Tucker didn’t. His attention was still on the threat that had come so near. “Yeah,” he said, “it was, wasn’t it?” Then he shook his head and sat up. “But you were talking about the library board. Someone was negligent?”

He hadn’t been listening to me. Or listening, but not hearing. A sinking sensation manifested itself somewhere in my insides, halfway between my heart and my stomach. It was a feeling I’d had a few times before in my life: the one that came just before heartbreak.

“Minnie?” Tucker asked.

I gave him a quick smile and returned to the saga of the library board.

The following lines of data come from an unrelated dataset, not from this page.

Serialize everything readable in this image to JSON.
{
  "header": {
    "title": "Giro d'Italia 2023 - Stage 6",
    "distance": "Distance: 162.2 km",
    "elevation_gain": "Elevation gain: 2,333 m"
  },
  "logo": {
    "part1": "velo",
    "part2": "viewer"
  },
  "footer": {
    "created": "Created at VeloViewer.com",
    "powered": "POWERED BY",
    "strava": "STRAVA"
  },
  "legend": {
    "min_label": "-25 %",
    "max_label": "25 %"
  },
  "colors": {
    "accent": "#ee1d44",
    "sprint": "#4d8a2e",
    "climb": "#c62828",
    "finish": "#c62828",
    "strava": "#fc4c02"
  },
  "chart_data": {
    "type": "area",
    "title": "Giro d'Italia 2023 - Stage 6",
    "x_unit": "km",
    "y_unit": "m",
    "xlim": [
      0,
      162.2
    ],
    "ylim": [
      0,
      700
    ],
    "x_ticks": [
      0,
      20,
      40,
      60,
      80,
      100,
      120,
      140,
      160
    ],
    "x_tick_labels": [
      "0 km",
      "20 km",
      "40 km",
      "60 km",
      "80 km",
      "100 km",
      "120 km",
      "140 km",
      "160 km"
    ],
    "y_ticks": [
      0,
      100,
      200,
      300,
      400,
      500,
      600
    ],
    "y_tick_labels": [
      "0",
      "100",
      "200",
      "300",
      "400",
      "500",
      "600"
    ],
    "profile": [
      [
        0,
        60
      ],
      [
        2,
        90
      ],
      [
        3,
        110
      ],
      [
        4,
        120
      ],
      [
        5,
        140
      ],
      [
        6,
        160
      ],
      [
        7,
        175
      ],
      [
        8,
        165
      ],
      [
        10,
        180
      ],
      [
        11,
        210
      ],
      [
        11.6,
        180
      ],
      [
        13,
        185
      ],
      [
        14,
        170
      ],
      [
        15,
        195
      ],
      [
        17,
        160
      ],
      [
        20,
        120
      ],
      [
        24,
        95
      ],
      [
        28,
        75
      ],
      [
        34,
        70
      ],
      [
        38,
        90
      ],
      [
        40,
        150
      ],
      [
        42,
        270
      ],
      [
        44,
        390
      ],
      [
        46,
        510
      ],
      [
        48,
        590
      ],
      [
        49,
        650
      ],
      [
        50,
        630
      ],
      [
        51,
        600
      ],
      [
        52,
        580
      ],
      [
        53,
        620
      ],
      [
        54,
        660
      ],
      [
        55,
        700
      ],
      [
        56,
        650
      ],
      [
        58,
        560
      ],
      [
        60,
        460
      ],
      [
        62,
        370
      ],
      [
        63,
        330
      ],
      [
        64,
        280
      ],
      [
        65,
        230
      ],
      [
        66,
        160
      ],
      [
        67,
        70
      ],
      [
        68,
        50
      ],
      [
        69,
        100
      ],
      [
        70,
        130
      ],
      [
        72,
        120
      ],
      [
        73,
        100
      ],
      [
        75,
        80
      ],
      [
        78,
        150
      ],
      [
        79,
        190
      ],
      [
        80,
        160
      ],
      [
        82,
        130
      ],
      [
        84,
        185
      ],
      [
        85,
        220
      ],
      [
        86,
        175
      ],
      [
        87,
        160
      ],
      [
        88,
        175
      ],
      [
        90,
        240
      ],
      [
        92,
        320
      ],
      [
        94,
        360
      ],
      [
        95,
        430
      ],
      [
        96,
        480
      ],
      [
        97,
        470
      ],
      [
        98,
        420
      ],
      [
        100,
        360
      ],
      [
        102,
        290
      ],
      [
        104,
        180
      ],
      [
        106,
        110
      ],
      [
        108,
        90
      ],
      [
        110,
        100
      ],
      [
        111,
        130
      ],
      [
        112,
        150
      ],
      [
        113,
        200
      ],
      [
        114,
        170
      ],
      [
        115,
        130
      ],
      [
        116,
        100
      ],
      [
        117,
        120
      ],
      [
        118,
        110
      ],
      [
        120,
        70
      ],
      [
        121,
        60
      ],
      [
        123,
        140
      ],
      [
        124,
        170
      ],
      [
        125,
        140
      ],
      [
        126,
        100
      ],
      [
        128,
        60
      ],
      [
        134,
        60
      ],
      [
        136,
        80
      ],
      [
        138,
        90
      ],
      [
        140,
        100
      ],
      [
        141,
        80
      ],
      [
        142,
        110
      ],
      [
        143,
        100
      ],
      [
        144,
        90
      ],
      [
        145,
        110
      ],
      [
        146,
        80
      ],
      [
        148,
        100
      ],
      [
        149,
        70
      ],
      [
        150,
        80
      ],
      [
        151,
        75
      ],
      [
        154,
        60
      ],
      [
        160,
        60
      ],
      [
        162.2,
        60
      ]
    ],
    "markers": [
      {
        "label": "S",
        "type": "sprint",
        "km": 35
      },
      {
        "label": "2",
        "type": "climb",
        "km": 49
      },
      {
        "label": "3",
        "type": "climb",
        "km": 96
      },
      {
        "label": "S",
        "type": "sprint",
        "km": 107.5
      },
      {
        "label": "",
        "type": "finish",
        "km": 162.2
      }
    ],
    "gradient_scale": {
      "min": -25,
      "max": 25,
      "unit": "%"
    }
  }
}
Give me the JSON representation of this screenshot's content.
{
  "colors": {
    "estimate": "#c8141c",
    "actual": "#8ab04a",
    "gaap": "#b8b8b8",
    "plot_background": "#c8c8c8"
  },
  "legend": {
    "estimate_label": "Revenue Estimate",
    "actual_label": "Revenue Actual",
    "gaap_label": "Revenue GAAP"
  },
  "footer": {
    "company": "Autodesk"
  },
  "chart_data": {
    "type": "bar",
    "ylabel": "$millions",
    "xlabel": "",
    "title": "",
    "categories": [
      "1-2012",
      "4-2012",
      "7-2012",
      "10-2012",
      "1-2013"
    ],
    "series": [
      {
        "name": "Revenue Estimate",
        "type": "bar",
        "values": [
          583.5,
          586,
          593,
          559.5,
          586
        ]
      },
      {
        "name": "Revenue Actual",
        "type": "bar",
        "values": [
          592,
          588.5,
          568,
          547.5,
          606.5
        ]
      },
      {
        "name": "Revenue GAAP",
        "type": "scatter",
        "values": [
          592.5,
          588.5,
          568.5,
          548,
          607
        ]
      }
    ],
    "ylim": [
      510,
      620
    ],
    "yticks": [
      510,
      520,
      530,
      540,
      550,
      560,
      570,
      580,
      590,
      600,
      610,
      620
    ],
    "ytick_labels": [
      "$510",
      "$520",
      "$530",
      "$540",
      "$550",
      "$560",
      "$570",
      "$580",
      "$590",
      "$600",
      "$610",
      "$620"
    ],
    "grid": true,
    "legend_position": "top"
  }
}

But as I talked, all I was really thinking was one thing.

The end is near.

Chapter 12

Tucker didn’t break up with me during breakfast, but when he dropped me off at the boardinghouse, there wasn’t any happy hug, either, even though the offensive fleece was covered up by my winter coat.

I dawdled away the rest of the morning by doing some online Christmas shopping, concluding that my engineer father might actually like the three-dimensional map of Janay Lake, and that even though my nieces and nephew might want the newest version of the latest video game (So real, you get motion sickness!) , they weren’t going to get it from me.

After a lunch of leftovers and a short game of Bounce the Ball in the Bathtub with Eddie, I changed into library clothes and headed out.